Northern California

The second time I was hospitalized, I was living in Northern California with my parents. I had left the house where I was renting a room in 2002, and drove to my parents’ house because I had become paranoid, thought my life was in danger, and had also started hearing people talking to me who were nowhere around (disembodied voices). This is when I believe the schizoaffective disorder started, because that was the time when I started hearing voices.

I felt I would be safe at my parents’ house, so I moved back in with them, and started seeing a psychiatrist. A few weeks went by, and I decided to ask my psychiatrist if I could be voluntarily admitted to the psychiatric ward at the nearby hospital. He made the arrangements, and I was admitted for a week.

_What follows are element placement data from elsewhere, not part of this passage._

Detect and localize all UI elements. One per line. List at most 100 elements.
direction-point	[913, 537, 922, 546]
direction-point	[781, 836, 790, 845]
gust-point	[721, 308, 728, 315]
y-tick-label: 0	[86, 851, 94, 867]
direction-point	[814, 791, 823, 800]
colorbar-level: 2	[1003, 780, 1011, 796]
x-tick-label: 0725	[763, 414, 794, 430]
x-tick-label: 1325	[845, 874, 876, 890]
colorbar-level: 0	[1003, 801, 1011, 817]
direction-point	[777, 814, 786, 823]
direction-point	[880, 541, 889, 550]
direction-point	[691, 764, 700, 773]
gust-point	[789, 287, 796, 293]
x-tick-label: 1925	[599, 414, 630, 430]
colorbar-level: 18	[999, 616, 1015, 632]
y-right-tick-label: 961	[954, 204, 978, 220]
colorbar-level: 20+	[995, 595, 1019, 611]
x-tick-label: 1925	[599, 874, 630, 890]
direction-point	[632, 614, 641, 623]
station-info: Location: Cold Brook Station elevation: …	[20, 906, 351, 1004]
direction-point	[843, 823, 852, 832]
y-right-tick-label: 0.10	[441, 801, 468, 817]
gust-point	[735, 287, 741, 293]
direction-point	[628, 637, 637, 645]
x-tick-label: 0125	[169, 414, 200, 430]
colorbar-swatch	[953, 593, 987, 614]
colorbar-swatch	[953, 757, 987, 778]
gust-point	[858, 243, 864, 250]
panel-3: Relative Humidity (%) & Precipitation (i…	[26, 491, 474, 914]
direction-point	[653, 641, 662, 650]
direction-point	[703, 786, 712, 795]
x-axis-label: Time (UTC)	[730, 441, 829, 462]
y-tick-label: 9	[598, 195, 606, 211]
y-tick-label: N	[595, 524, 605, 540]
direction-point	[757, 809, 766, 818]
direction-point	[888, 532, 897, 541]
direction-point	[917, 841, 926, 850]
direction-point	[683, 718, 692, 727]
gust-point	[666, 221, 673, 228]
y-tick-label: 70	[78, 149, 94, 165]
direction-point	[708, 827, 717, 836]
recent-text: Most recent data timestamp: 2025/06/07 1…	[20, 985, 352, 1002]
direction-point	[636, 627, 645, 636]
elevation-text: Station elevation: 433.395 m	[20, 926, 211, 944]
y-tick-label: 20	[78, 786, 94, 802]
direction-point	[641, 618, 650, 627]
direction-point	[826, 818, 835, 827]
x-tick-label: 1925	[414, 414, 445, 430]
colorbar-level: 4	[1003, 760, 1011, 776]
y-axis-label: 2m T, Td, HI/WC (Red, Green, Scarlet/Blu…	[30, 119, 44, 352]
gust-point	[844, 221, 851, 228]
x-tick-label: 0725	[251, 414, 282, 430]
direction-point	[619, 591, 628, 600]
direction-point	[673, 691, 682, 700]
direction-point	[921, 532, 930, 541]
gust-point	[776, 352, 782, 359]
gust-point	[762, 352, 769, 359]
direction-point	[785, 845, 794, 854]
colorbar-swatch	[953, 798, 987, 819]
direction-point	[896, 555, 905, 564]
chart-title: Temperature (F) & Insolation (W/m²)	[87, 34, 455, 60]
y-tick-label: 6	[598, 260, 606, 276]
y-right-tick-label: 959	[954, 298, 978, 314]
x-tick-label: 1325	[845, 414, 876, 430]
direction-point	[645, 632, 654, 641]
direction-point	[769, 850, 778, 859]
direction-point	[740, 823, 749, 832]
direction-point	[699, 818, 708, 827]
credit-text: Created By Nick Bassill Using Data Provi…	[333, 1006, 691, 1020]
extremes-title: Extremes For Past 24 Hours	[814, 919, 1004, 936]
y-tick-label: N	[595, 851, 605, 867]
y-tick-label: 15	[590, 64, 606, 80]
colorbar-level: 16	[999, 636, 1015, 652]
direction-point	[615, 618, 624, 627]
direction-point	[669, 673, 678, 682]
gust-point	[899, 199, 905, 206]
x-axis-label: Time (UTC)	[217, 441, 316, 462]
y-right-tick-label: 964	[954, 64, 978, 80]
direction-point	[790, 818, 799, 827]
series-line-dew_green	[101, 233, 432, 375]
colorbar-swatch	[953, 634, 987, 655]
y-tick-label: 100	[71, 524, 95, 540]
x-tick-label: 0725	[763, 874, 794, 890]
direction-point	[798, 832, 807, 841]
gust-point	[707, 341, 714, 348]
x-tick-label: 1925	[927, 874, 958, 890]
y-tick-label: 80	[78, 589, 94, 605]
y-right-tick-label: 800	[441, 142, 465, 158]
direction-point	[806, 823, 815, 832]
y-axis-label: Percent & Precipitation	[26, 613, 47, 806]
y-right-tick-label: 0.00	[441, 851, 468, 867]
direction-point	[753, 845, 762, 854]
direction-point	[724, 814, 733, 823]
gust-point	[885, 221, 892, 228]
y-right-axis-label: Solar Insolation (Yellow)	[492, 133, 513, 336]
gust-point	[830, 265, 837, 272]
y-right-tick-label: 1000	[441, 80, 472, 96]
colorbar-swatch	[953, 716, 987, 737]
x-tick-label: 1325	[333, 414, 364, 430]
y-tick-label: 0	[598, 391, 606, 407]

By this time, I was hearing voices regularly, I thought other people could read my mind, when I was watching TV, I thought that the characters in the show were talking about me, and I thought that every number I saw had some deep significance for my life at that time.

In the hospital, they immediately put me on Zyprexa (for the psychosis), and Paxil (for depression). I have been on antipsychotics and antidepressants ever since. The week in the hospital was quiet and helpful. I did craft activities, and met with a psychiatrist who, after numerous tests, managed to convince me that I did not have HIV (for some reason, I thought I did, and I told my parents this as well). When I was released, I continued seeing my psychiatrist and found a job at a pet store.

I continued to improve, and eventually switched from Zyprexa to Abilify because the Zyprexa made me gain about 20 pounds. I went back to school and received my Multiple-Subject teaching credential. I taught science camp for a few summers, and then taught third grade for one year before I was given a pink slip due to low enrollment. I continued improving, but was hospitalized again five years later.

Massachusetts General Hospital

The first time I was hospitalized was in the fall of 2000. I remember lying in my hospital bed watching Al Gore on TV helping serve Thanksgiving dinner somewhere, and I had just barely gotten to know my roommate when she was abruptly released. Prior to my hospitalization, I had been living out of a U-Haul, sleeping on friends’ couches, and spending occasional nights in hotels (I was putting the hotel room charges on my parent’s credit card). It was November in Boston, and one night was extremely cold! I nearly froze to death in the back of the U-Haul truck.

I was also working at the time, and one day at work, I received a phone call from a family member asking me how I was doing. I don’t remember that conversation too well, but a few hours (or maybe days) later, my brother and sister-in-law came to pick me up at work. We decided to go to the Emergency Room at MGH. They ended up admitting me into the psychiatric unit, and I stayed there for about a week. I never knew what the diagnosis was, or if there was one. My brother and his family came to visit me for Thanksgiving, and they released me for the day so I could have Thanksgiving dinner with them. I was eventually released from the hospital at my request, but I didn’t have health insurance or a doctor at that time, so I didn’t receive any type of follow-up care or treatment. I did start working again though, and found a place to live with my brother’s help. The job didn’t last very long, and neither did the living situation. I ended up packing my things and moving back to California after only a few months in Boston.

Up & Running

I started posting to my new blog today. I am hoping that by sharing my experiences, thoughts, and feelings about mental illness and schizoaffective disorder, I can reach others who may be experiencing something similar. I consider my blog to be a work in progress, so any thoughts, ideas or suggestions you have are always welcome. If you have something you would like to share, please do so. I hope to reach many others, so please share this website with anyone you know who might find it helpful or encouraging. To my wonderful, amazing husband, our families, and friends, thank you so much for all your love and support. I couldn’t do it without you!